During his questioning of Garland, Clyde noted that the Speedy Trial Act of 1974 codifies the timelines surrounding the portion of the 6th Amendment that describes a person’s right to a speedy and public trial by an impartial jury. Clyde noted that the 1974 law states a trial “must commence within 70 days from the date the information or indictment was filed, or from the date the defendant appears before an officer of the court in which the charge is pending, whichever is later.”

Clyde then noted he had met with some Jan. 6 defendants and asked Garland, “Is it correct that since their arrests, some of these individuals have been waiting approximately two years for their trial.”

“Look, I don’t know the specifics of individual cases,” Garland replied.

Garland then noted exceptions to the speedy trial timeframe can include motions by the defendants and their counsel to delay for more time to review discovery evidence, of which Garland said there “was an enormous amount” in certain Jan. 6 cases. Clyde then asked Garland to determine which defendants had met the speedy trial timeline exceptions.

“I would like you to look into that because, to me, I don’t think waiting two years for your trial complies with the 6th Amendment of the Constitution,” Clyde said.

“This is an argument to be made before the judge,” Garland replied. “The judge has the authority to dismiss a case for a violation of the Speedy Trial Act.”

“You’re absolutely correct; a judge does have that authority,” Cylde responded. “You know, like you said in your opening statement, you work to uphold the civil rights of all Americans. I think in this case, their civil rights are being violated, and I would appreciate you looking into that.”

Garland did not respond before Clyde moved on to another line of questioning.

NTD News contacted the DOJ for further clarification on whether it will investigate alleged violations of the defendants’ speedy trial provisions. The department did not respond before this article was published.

Feds Admit Speedy Trial Act Violation

Last year, federal prosecutors did admit to unintentionally delaying a trial for Jan. 6 defendant Lucas Denney beyond the limits of the Speedy Trial Act. Denney was arrested on Dec. 13, 2021. The government finally secured an indictment against him on March 7, 2022—two days after his defense lawyers formally petitioned for his release and dismissal of the charges.

The government argued that it had not acted in bad faith and that the delays were not so egregious as to warrant dismissing the case “with prejudice,” meaning prosecutors could not recharge Denney.

Denney sought to plead guilty during his arraignment to a single-charge indictment for assaulting an officer with a dangerous weapon. Denney’s attorney William Shipley hoped the guilty plea would preclude the government from bringing a revised indictment with additional charges.

The judge in Denney’s case accepted his plea deal and sentenced him in September to 52 months in prison, three years of supervised release, and restitution to be determined later by the Court.
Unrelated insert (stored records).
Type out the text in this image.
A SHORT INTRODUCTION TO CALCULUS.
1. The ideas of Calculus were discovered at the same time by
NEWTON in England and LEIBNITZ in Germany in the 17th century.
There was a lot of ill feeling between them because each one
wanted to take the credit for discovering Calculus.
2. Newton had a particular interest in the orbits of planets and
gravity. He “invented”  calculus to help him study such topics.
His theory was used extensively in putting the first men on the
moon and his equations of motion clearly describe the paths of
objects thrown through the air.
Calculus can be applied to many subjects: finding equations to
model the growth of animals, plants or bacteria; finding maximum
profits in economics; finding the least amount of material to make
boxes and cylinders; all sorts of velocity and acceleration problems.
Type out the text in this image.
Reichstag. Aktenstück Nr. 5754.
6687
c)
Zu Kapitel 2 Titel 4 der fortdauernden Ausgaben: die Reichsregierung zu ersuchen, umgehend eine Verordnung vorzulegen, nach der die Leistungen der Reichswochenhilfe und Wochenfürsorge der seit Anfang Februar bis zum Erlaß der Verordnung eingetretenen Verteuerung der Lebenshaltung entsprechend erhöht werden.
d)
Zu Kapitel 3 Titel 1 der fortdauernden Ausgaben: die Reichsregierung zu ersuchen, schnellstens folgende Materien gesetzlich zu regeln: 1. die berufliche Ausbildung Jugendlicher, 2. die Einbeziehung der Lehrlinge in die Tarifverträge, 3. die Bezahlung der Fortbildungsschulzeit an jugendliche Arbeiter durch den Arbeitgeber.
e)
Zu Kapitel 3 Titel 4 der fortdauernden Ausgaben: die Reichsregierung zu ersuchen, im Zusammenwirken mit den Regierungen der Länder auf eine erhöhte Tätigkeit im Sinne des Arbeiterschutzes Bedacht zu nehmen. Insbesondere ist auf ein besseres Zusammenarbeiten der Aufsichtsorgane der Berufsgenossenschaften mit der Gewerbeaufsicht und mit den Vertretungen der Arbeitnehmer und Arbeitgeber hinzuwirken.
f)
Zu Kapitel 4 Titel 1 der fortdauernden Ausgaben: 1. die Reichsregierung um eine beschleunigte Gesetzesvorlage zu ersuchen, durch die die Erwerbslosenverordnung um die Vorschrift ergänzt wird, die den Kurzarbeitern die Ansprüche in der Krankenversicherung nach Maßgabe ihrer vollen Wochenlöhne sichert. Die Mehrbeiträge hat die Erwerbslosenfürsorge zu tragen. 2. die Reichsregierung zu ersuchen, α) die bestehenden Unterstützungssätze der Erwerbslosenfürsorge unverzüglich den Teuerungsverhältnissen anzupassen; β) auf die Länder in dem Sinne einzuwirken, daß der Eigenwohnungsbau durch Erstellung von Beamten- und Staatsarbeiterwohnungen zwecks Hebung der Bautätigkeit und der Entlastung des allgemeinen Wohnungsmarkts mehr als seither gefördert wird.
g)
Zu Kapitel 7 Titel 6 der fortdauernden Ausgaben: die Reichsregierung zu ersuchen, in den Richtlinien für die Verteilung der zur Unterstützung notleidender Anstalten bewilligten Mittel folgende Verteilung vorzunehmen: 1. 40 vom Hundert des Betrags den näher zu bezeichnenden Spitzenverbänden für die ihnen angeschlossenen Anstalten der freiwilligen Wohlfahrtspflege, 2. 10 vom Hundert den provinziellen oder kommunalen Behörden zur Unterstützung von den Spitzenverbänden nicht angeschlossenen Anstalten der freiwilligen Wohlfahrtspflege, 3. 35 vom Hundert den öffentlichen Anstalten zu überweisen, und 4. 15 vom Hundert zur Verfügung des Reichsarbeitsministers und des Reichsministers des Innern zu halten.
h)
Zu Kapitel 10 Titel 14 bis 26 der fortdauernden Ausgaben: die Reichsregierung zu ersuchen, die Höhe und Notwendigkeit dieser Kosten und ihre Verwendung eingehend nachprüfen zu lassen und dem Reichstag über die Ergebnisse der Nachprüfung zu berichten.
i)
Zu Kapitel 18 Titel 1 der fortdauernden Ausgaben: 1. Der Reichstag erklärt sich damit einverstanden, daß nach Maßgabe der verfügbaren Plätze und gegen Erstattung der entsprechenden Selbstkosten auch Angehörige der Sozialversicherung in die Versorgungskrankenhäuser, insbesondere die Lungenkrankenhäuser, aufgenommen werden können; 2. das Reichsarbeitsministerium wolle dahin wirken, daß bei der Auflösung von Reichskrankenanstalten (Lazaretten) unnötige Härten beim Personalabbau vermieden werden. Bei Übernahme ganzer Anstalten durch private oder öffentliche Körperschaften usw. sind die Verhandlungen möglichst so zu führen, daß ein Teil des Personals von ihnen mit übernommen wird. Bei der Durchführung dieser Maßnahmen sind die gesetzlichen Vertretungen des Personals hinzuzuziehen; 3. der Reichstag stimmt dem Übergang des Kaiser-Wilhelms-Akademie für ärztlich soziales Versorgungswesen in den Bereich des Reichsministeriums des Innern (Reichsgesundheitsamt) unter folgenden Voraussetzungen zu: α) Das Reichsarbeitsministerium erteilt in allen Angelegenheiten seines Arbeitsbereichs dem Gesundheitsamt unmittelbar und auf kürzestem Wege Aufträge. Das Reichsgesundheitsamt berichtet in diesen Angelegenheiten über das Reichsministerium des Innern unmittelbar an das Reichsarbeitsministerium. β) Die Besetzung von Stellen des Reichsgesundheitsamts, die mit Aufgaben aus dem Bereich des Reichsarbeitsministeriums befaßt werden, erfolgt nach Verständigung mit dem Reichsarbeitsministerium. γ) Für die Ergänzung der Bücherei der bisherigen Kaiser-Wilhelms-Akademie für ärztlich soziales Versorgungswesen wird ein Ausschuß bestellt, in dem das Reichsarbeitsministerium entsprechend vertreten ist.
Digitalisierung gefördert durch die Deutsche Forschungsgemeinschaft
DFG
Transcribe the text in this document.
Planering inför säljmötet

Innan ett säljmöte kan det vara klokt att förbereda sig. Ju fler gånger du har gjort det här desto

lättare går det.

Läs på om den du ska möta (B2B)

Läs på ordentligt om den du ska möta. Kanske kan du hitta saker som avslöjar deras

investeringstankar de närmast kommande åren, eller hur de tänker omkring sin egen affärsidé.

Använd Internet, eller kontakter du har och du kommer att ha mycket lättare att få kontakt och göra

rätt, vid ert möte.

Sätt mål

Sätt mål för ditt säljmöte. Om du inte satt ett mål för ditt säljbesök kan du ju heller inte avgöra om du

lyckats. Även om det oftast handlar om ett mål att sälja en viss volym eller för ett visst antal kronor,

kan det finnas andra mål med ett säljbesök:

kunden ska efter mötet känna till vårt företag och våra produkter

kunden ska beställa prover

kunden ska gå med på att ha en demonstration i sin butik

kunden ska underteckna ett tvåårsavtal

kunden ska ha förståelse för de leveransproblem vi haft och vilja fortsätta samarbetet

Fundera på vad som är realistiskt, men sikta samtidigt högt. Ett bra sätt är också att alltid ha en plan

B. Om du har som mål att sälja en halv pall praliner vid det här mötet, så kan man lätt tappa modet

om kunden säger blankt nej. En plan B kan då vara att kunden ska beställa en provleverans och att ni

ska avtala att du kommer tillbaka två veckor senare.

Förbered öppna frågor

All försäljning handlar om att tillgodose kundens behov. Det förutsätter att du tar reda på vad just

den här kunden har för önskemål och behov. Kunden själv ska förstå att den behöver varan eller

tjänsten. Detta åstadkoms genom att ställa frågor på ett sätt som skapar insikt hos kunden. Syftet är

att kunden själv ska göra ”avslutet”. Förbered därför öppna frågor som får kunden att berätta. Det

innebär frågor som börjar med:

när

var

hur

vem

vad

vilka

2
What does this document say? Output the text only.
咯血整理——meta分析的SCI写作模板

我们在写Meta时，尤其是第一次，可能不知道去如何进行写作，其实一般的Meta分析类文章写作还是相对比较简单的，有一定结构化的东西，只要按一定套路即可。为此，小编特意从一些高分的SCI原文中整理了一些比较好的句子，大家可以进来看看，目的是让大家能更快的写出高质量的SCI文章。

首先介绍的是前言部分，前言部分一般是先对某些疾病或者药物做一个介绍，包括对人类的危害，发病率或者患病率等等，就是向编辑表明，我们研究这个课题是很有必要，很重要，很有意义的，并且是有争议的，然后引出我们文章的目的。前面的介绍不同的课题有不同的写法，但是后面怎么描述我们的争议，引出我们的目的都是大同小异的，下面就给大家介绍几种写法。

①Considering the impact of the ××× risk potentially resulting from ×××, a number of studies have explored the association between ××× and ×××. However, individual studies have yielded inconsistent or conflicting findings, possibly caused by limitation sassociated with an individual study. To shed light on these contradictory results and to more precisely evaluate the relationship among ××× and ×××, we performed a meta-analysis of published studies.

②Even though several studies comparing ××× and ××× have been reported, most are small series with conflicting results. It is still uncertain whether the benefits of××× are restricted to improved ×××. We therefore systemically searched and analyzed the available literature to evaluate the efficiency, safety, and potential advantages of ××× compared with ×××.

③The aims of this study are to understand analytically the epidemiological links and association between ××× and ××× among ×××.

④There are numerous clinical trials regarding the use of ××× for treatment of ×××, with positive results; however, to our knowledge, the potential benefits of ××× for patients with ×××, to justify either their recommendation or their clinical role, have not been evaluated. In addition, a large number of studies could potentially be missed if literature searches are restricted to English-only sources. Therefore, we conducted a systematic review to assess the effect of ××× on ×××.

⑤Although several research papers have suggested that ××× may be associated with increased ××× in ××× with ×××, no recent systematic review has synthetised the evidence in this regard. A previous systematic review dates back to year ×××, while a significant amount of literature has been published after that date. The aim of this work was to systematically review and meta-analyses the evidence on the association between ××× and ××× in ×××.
Other Allege Pre-Trial Rights Violations

Jan. 6 defendants have claimed they’ve experienced abuses while held in jail cells awaiting trial.

Some say they were subjected to long stretches in solitary confinement and beatings by prison guards. A January 2022 inspection of the DC jail facilities holding Jan. 6 defendants by U.S. Marshals found “evidence of systemic failures,” including signs that water was shut off to inmates as punishment.

Earlier this month, Reps. James Comer (R-Ky.). Marjorie Taylor Greene (R-Ga.) and Clay Higgins (R-La.) sent a letter (pdf) to Washington Mayor Muriel Bowser raising questions about the DC Department of Corrections’ handling of complaints regarding cell conditions, sanitary conditions, access to food, access to legal counsel, access to materials relevant to their legal defense, and access to religious materials and rites. The letter alleged that some detainees were denied the chance to get haircuts and were forced to live with clogged toilets.

The Republican lawmakers described an instance where the DC jail facility did not provide alternative food options to a detainee with severe and documented food allergies to accommodate his condition and forced the detainee to choose between not eating or experiencing severe pain from eating the food provided.

Reuters contributed to this article.